7 Wonders - Duel sort en 2015. Le tirage initial de 47000 boites se vend aussi très vite et l’éditeur doit en réimprimer rapidement de nouvelles. Quand on se souvient que le tirage initial du grand frère était de 17000 boîtes, on voit à quel point le marché du jeu de société a explosé en quelques années. Et Repos Production a su évoluer et s’adapter pour être toujours à la pointe.
Ils confirmeront leur capacité à repérer les bons coups en reprenant le
jeu de Ludovic Roudy et Bruno Sautter : We are the word. L’idée leur semble très bonne, mais le travail éditorial pourrait être amélioré, l’éditeur original étant loin d’avoir les moyens et l’expérience de Repos. L’un des problèmes du jeu, qui le rendait difficilement conseillable par les boutiques, c’était les planchettes effaçables qui s’abîmaient très vite. L’éditeur belge va donc travailler sur cette problématique, trouver une solution ergonomique et durable avec des petits chevalets. Just one sera une réussite commerciale et critique puisqu’il décrochera le fameux Spiel des Jahres en 2019.
Enfin !
Pour finir en beauté, Thomas et Cédrick décident de retravailler Ghost Stories avec Antoine Bauza : rééquilibrage, réécriture des règles, rethématisation, le jeu devient Last Bastion. Thomas Provoost nous explique qu’il est un peu déçu par les ventes du jeu. Selon lui, cette version est clairement plus aboutie que l’original et le travail sur les règles le satisfait pleinement. S’il devait y avoir quelque chose à refaire, ce serait sûrement au niveau du thème. L’univers n’a peut-être pas été suffisamment travaillé, ce qui doit expliquer en partie ces résultats en demi-teinte.

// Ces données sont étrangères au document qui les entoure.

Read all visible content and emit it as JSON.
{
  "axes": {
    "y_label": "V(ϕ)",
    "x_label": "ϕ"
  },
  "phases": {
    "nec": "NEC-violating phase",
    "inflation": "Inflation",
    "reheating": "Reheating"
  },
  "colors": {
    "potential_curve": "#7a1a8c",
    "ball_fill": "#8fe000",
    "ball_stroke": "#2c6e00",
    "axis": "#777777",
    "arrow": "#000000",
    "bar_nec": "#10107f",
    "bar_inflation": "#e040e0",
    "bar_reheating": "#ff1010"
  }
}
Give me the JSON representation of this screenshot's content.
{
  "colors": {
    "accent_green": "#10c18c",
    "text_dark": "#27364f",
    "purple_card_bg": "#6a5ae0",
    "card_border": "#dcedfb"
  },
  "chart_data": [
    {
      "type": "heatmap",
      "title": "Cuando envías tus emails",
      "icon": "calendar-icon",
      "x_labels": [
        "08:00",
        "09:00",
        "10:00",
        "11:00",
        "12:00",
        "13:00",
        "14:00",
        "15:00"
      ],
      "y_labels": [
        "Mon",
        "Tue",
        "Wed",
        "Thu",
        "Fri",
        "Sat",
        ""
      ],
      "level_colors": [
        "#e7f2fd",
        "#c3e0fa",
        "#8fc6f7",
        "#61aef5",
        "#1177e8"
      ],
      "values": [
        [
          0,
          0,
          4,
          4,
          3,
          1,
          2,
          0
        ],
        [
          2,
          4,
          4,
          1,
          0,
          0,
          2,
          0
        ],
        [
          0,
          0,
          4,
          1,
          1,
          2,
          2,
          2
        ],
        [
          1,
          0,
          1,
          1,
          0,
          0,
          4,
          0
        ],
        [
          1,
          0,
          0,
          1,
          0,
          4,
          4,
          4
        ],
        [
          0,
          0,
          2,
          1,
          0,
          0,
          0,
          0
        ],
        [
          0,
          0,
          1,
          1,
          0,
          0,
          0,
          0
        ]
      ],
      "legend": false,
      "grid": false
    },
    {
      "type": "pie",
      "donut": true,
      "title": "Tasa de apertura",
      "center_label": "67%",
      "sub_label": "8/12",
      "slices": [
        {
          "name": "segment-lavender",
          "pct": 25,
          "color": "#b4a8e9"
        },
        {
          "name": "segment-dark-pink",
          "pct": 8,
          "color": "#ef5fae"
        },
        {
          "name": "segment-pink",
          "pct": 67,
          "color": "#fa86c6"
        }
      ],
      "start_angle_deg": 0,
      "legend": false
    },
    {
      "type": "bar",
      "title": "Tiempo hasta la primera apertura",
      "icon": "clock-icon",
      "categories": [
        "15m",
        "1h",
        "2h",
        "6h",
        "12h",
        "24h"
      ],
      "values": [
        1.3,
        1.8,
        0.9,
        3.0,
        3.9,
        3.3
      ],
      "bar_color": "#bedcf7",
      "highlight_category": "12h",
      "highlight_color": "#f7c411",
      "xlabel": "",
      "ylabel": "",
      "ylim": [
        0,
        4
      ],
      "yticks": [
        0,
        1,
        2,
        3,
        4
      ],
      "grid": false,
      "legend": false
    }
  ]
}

Avec la refonte graphique et le léger rééquilibrage de 7 Wonders, ce seront les deux dernières sorties de Repos Production en tant qu’éditeur indépendant. Thomas Provoost nous explique qu’en tant qu’objet culturel, tout comme les livres, les jeux doivent évoluer avec leur époque. Les nouvelles versions des jeux ne sont donc pas des copies conformes des éditions précédentes : évolution de la couverture pour l’adapter aux nouveaux publics, rééquilibrage des règles pour améliorer l’expérience de jeu, simplification de certains aspects, voir changement de certains éléments (comme Time’s up !, où chaque réimpression voit le retrait de certains noms passés de mode, remplacés par des plus récents). Tout ceci représente aussi le travail de l’éditeur et explique pourquoi le joueurs de 2020 n’achète pas exactement le même jeu que le joueur de 2010, tout comme le lecteur de 2020 n’achète pas exactement le même livre qu’en 2010 (nouvelle couverture, retravail de la traduction,...).
Aujourd’hui, Repos Production existe toujours, mais en tant que studio Asmodee. Thomas Provoost et Cedrick Caumont sont tous deux partis vers de nouvelles aventures.